Strangers? She ducks out of their way and dashes off. Not polite human behaviour to go for the top of the head. Bad human, no more poodle attention.
 

·
Registered
Joined
·
8,104 Posts
Because reaching for a strange dog’s head is such a common move from well-meaning folks who don’t know better, I did teach Peggy to associate it with good things, using the clicker. I still do occasional refreshers.

My dad was bitten by a lab when he pet it on the head. Punctured his forearm.
That’s good advice to train a dog to accept head petting because you can’t always predict what some people will do.

AKC Beginners Novice (BN) title has a “sit for exam” where the dog has to sit while the owner is 6’ away. The judge walks 6’ to the dog and pats it on the head then walks away. Then you go back to your dog. Your dog can’t show fear or discomfort nor move from it’s sit position. I’ve started training Theo for this. Never considered how much this exercise helps in the real world .
 

·
Registered
Evelyn, sable standard poodle
Joined
·
25 Posts
Evelyn isn't particularly interested in being touched anywhere by strangers. But he has always enjoyed being stroked, rubbed, and pet on the head.

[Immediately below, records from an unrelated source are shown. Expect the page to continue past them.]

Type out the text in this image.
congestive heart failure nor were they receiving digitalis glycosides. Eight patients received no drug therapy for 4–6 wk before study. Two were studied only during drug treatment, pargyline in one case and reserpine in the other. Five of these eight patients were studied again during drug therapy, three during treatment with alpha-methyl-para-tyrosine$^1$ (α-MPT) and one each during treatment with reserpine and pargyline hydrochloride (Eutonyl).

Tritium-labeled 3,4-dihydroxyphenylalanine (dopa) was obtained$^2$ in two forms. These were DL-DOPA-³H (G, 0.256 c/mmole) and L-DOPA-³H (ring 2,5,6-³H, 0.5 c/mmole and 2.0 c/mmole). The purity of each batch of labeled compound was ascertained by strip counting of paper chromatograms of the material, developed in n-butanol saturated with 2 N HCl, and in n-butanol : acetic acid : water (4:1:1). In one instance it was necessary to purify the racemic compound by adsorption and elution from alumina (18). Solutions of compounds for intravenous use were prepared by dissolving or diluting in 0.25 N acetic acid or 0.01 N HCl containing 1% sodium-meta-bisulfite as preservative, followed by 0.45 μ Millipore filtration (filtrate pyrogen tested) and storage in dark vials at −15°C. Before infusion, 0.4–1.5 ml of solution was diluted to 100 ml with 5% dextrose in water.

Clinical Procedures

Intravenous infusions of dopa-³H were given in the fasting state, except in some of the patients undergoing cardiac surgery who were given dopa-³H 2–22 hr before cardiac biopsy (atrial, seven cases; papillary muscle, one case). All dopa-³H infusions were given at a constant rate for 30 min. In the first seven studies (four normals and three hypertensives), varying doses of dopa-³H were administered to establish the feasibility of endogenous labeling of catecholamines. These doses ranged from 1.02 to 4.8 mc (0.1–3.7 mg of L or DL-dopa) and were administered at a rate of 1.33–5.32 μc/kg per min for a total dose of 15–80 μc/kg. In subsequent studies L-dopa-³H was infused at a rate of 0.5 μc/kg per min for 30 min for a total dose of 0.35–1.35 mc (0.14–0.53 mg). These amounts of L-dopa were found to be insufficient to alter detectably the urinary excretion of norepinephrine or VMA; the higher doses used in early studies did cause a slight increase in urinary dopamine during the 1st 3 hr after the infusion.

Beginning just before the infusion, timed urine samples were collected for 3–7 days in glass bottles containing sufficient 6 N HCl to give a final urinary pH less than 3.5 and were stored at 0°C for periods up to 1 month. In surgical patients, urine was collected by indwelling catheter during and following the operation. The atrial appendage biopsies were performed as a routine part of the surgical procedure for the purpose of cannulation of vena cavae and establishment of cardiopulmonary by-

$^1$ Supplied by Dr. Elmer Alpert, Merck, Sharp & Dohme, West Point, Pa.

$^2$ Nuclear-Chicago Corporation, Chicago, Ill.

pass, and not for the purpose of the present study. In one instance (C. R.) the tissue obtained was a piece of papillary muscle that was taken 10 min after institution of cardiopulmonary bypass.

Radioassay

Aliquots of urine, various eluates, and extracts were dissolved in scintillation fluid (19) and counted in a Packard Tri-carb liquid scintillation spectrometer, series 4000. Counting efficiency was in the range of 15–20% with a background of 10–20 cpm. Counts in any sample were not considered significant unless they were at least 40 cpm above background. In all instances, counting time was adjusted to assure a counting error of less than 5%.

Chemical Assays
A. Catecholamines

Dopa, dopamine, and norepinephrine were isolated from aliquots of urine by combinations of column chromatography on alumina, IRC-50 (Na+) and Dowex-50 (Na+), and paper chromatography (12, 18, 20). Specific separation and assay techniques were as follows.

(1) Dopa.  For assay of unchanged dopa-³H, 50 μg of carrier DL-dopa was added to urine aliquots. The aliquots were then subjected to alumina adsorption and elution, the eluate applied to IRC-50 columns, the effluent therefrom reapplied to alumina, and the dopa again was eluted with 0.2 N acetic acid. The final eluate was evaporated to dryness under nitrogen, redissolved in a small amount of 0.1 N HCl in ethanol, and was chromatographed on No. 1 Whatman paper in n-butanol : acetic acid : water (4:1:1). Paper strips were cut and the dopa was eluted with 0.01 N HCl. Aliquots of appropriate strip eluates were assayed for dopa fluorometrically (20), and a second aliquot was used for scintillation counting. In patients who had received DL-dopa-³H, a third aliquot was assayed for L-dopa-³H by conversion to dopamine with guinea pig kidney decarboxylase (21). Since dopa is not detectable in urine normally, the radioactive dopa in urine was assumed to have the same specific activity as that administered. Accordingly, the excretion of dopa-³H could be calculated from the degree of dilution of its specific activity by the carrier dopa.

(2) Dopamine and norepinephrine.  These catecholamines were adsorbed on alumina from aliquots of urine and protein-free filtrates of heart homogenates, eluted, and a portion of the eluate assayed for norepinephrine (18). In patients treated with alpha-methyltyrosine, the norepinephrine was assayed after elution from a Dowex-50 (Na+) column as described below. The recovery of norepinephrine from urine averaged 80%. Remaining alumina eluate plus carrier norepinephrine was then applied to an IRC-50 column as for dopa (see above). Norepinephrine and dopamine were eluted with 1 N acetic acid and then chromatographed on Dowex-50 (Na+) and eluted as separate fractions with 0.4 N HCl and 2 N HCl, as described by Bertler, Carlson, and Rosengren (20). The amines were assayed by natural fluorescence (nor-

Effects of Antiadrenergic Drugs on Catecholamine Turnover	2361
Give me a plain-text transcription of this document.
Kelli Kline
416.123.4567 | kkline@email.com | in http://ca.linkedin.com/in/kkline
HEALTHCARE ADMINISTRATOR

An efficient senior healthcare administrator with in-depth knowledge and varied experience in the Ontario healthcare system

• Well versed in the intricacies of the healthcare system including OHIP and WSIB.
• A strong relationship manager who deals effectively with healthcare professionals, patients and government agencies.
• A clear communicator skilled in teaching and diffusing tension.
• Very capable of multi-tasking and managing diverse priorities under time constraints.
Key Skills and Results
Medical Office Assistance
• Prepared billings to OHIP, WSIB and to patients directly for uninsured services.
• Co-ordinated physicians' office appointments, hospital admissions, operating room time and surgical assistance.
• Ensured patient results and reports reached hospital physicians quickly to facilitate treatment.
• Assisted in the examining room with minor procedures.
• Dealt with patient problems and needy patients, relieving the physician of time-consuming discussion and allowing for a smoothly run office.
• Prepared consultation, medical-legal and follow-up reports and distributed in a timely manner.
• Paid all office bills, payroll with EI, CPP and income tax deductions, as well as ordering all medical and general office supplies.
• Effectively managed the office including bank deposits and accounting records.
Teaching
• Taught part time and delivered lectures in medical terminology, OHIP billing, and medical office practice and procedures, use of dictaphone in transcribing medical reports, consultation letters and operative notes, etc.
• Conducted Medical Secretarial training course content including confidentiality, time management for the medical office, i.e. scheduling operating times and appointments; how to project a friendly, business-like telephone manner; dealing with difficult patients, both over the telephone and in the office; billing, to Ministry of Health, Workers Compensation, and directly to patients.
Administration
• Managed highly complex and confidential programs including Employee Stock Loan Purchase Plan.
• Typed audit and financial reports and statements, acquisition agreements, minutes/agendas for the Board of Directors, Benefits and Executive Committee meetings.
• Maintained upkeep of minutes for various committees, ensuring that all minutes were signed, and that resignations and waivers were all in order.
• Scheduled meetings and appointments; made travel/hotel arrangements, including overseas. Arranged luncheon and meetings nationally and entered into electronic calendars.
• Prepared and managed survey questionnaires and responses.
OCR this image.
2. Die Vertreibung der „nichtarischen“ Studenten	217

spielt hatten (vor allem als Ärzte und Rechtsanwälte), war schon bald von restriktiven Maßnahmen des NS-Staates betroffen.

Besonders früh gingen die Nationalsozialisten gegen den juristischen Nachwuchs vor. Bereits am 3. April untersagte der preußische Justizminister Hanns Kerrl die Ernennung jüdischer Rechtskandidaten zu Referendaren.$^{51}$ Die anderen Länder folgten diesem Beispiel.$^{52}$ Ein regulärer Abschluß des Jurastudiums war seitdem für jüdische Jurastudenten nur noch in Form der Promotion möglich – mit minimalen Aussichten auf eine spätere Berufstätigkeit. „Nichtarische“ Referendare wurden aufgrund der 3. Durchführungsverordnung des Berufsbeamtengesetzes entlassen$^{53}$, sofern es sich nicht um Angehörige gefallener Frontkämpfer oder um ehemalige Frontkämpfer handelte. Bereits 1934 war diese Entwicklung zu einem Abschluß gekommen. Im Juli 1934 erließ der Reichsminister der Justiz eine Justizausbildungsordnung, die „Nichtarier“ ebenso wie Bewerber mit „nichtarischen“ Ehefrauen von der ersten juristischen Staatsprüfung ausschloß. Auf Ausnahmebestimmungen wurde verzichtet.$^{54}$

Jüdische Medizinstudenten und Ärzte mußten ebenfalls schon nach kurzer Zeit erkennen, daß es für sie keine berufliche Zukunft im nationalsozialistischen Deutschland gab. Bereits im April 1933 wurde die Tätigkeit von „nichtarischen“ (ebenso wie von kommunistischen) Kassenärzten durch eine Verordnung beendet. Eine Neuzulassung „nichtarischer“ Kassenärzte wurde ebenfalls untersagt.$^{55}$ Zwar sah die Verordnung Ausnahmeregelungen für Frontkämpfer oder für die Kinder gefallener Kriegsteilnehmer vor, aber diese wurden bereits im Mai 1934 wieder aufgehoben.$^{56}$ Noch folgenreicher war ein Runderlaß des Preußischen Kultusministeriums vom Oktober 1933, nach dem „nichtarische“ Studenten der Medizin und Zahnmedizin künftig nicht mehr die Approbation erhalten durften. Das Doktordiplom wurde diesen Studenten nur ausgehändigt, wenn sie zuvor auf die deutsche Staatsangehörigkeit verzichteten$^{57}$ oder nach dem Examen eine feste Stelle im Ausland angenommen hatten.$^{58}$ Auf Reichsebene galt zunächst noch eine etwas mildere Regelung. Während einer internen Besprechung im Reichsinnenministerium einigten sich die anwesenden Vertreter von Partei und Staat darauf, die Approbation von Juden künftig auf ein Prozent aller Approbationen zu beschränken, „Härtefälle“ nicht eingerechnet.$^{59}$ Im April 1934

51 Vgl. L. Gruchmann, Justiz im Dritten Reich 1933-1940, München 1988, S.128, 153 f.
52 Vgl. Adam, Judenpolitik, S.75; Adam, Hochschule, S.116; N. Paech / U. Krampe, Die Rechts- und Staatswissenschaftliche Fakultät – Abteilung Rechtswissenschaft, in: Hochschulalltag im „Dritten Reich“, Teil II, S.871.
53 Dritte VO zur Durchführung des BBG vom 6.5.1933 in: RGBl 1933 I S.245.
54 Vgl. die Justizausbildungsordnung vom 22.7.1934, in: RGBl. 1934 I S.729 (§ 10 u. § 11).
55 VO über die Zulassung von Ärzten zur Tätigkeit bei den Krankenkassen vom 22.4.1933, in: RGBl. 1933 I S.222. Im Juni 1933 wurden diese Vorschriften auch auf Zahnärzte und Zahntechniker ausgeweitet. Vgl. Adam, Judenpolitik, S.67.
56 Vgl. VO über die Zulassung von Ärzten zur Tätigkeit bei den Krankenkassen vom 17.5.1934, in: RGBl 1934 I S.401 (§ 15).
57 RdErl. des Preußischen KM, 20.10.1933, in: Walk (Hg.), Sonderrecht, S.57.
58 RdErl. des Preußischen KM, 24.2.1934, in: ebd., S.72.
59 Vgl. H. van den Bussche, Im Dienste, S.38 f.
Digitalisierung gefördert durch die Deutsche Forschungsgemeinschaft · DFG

He also likes having his chest rubbed. He doesn't seem to enjoy being pet anywhere else, but only actively dislikes having his butt, tail, and paws touched. He's very tolerant about his paws (except for groomers), but often moves away when you touch his tail and butt. He actually likes being held and will solicit it!
 

·
Registered
Joined
·
667 Posts
Discussion Starter · #18 ·
It was reassuring to read everyone’s comments. I totally know most dogs don’t like head petting and I don’t blame them. But I really would like it if Bobby would “accept” it just a little as head petting sometimes happens and I still have hopes for him to be a library reading dog . He doesn’t growl or anything. He just backs up and moves his head away and gets a little jumpy if they keep trying (not everyone listens). Some people seem so offended or shocked by this. He just wants nothing to do with it except from “his” people. He does adore kids so maybe that may make a difference when the time comes for actual library dog training. So at least for now, I will just continue letting people know the best way to pet him which I will always do. I just want him to “accept” it when it inevitably will sometimes happen.
Bobby adores a good butt scratch but I’m guessing he doesn’t want strangers doing that either.😉
 

·
Registered
Joined
·
667 Posts
Discussion Starter · #20 ·
He’s an excellent “hand shake” and “pound it”
boy ( “pound it” is great with the younger set and kids are quite impressed) but I think that’s an excellent idea to do consistently with strangers. Starting out the greeting that way is not something I have thought of.